When people like what you’re doing, it’s always a good feeling, says Storyville lead singer Malford Milligan. “Like Peter Gabriel said, ‘I love to be loved,’ especially in an industry like this.”
Milligan is enjoying an outpouring of support from Atlantic and its subsidiary, Code Blue, for the Austin, Texas-based rock ‘n’ soul band’s major-label debut album, “A Piece of Your Soul” (due July 16).
“People at Atlantic and other labels get inundated by tons of artists on a regular basis,” Milligan said during a recent stop in New York, where Storyville opened for Joe Ely at Tramps. “So it’s nice to meet them on a person level. One of the reasons I got into the business was because of the ‘love you’ thing, and hopefully we’re giving them all something they really dig.”

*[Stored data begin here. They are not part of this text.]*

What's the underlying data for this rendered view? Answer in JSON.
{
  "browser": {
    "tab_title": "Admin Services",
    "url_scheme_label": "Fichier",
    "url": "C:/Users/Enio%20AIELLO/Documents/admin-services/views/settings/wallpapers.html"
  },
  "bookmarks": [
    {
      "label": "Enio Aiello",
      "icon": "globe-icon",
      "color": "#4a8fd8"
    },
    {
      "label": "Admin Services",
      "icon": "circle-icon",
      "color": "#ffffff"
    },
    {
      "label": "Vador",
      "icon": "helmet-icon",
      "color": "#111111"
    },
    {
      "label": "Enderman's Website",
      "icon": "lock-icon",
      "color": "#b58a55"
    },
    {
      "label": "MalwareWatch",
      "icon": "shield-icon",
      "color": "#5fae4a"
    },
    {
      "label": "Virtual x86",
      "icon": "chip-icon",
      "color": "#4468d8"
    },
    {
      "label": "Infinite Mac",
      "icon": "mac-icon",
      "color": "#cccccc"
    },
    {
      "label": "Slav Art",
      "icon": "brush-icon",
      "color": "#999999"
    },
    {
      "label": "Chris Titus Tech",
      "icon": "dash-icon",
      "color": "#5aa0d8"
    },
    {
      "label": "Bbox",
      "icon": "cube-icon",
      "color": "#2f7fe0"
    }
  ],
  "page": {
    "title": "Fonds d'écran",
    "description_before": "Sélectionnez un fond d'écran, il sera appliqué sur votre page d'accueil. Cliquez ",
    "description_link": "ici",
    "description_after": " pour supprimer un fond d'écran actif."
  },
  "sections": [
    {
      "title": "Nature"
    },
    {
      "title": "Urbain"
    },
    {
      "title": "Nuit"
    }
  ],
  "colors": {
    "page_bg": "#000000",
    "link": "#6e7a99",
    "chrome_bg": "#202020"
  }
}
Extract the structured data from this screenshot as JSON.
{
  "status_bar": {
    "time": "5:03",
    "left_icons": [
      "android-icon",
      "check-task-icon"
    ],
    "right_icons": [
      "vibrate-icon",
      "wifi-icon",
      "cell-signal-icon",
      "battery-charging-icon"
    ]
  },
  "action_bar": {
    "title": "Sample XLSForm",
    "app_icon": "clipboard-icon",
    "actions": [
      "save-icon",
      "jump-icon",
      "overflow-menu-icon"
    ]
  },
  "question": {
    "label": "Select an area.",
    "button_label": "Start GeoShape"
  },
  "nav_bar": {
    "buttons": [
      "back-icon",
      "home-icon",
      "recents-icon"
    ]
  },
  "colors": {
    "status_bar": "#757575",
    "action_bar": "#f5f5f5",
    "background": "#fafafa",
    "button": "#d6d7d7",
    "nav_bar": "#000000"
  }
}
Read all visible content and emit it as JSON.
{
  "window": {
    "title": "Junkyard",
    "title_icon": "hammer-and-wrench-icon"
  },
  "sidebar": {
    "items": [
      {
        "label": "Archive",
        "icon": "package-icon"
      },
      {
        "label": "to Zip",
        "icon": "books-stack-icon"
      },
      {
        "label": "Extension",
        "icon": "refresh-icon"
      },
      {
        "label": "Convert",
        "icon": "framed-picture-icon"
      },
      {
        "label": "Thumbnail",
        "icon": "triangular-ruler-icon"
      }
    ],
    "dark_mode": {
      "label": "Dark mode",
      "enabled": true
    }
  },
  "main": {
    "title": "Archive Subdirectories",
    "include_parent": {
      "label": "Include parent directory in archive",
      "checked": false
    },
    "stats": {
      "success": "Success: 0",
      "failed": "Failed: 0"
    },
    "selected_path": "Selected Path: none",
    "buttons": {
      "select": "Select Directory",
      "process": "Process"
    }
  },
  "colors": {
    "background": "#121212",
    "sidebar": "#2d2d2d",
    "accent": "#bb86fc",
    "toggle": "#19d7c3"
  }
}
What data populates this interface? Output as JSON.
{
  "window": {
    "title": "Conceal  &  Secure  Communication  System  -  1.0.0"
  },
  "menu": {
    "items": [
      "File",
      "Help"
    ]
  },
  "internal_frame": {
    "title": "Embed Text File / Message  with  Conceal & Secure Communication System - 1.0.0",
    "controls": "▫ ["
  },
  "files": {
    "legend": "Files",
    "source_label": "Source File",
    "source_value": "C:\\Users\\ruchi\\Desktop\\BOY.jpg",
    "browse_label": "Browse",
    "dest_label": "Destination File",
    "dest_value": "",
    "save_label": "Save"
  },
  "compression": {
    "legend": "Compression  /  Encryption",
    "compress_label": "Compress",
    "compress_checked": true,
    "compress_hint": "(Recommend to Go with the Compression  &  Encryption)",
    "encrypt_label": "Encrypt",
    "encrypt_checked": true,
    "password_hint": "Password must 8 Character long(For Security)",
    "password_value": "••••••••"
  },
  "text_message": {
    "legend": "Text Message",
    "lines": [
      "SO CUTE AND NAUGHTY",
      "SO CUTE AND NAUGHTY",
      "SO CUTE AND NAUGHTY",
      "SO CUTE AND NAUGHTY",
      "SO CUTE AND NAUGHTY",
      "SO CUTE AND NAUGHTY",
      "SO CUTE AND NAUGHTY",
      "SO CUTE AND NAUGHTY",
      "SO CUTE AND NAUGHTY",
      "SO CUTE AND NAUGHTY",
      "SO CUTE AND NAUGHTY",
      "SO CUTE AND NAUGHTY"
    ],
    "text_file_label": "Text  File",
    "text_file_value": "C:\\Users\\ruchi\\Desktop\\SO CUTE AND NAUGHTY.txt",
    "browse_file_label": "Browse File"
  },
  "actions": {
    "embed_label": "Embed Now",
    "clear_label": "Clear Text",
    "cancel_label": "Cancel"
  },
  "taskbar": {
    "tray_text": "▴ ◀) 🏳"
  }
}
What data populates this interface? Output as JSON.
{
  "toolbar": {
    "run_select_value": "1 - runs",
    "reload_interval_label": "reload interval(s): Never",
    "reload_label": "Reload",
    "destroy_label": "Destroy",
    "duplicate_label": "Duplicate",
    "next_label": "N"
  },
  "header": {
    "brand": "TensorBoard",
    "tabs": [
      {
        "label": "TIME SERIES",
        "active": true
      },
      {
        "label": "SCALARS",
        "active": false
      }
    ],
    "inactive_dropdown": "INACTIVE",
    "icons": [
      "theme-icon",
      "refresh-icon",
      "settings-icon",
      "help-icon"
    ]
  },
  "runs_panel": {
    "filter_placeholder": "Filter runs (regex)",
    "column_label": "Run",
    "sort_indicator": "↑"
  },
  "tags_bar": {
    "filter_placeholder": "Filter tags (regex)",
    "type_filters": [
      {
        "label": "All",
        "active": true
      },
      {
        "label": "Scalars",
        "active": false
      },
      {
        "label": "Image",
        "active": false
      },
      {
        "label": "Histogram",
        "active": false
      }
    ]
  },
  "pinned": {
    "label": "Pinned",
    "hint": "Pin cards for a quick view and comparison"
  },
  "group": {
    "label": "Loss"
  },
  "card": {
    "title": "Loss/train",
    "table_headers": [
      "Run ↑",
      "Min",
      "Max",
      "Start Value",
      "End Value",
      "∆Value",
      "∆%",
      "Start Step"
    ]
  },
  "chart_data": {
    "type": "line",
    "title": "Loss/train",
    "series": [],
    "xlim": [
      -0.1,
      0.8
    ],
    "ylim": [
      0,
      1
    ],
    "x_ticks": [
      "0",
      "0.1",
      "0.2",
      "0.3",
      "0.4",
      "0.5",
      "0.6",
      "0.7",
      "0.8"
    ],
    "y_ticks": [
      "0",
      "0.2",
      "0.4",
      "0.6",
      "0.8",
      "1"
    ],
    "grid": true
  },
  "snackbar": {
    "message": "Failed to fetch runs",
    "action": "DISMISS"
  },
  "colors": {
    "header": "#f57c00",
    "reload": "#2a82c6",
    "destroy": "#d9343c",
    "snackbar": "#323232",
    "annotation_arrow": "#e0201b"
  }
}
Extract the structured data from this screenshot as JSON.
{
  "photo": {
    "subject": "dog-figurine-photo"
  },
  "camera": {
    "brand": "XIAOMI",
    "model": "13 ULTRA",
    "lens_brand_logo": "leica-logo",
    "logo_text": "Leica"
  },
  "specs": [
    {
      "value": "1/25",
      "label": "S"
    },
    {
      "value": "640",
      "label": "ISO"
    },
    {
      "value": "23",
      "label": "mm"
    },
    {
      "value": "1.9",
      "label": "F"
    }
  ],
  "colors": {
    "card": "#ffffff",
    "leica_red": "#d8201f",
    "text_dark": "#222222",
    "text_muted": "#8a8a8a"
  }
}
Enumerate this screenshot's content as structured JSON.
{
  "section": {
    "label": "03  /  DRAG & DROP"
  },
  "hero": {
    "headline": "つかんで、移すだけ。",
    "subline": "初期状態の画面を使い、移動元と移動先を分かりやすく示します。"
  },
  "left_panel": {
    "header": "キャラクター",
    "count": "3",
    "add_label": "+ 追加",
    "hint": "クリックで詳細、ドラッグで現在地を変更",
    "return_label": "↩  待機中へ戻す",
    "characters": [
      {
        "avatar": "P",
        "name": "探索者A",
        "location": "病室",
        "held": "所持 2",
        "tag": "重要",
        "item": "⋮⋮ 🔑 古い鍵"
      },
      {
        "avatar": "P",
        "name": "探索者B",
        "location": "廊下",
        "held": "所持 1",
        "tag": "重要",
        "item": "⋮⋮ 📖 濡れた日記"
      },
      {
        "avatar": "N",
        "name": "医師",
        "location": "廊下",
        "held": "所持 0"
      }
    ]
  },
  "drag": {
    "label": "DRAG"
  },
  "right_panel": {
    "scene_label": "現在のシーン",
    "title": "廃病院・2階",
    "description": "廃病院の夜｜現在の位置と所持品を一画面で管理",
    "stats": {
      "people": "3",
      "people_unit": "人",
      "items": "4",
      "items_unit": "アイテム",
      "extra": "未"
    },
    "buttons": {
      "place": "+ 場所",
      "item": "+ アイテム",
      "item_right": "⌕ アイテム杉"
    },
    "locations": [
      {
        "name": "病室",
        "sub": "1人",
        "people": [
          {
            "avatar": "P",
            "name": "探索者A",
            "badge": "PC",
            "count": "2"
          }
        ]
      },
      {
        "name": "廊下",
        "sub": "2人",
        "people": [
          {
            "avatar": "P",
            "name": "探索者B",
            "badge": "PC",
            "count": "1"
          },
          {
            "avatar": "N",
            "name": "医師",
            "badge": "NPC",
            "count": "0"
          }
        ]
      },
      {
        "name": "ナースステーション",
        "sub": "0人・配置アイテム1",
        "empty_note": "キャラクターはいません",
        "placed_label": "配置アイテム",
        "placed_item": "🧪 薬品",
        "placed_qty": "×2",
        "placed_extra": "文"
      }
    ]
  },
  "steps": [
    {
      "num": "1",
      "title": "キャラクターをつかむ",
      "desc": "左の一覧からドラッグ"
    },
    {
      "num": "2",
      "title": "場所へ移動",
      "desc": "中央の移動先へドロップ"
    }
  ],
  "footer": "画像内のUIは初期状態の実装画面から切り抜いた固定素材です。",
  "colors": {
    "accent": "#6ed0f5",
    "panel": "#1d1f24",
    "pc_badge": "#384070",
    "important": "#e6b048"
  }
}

It’s a long way from 1994 when Storyville’s first album, “The Bluest Eyes,” was released on November Records. The band, which features Stevie Ray Vaughan’s Double Trouble rhythm section (drummer Chris Layton and bassist Tommy Shannon), received six Austin Music Awards in 1995, but November folded shortly thereafter.
Milligan says he had too much faith in the group to let that get him down.
“I really felt that we were going to be signed to a label deal and get a chance to work,” he said. “I wasn’t discouraged at all. I know in November’s case, they worked their butts off. … It’s very hard for an independent to make it in this business.”
For “A Piece of Soul,” Milligan wanted to capture “an energetic sound on tape.”
“Our live shows are pretty energetic and really dynamic, and that’s what we were looking for,” he said. “No matter what the imaging is, it’s a flat sound and you have to make that thing live. And that’s what we tried to do, make it live.”
With Layton, Shannon and guitarists David Grissom and Dave Holt in his fold, Milligan pinches himself often.
“I’m so grateful to be a part of this thing, to do music, period,” he said, “because I was supposed to be a sociology teacher by now and never dreamed I’d make a living at this.
“One of the things about sociology, it’s basically the study of groups of human beings – a group is defined as two or more – it presents you with a lot of society’s problems. Our songs, to a degree, are autobiographical. They have a piece of me in them, it’s a part of who I am.”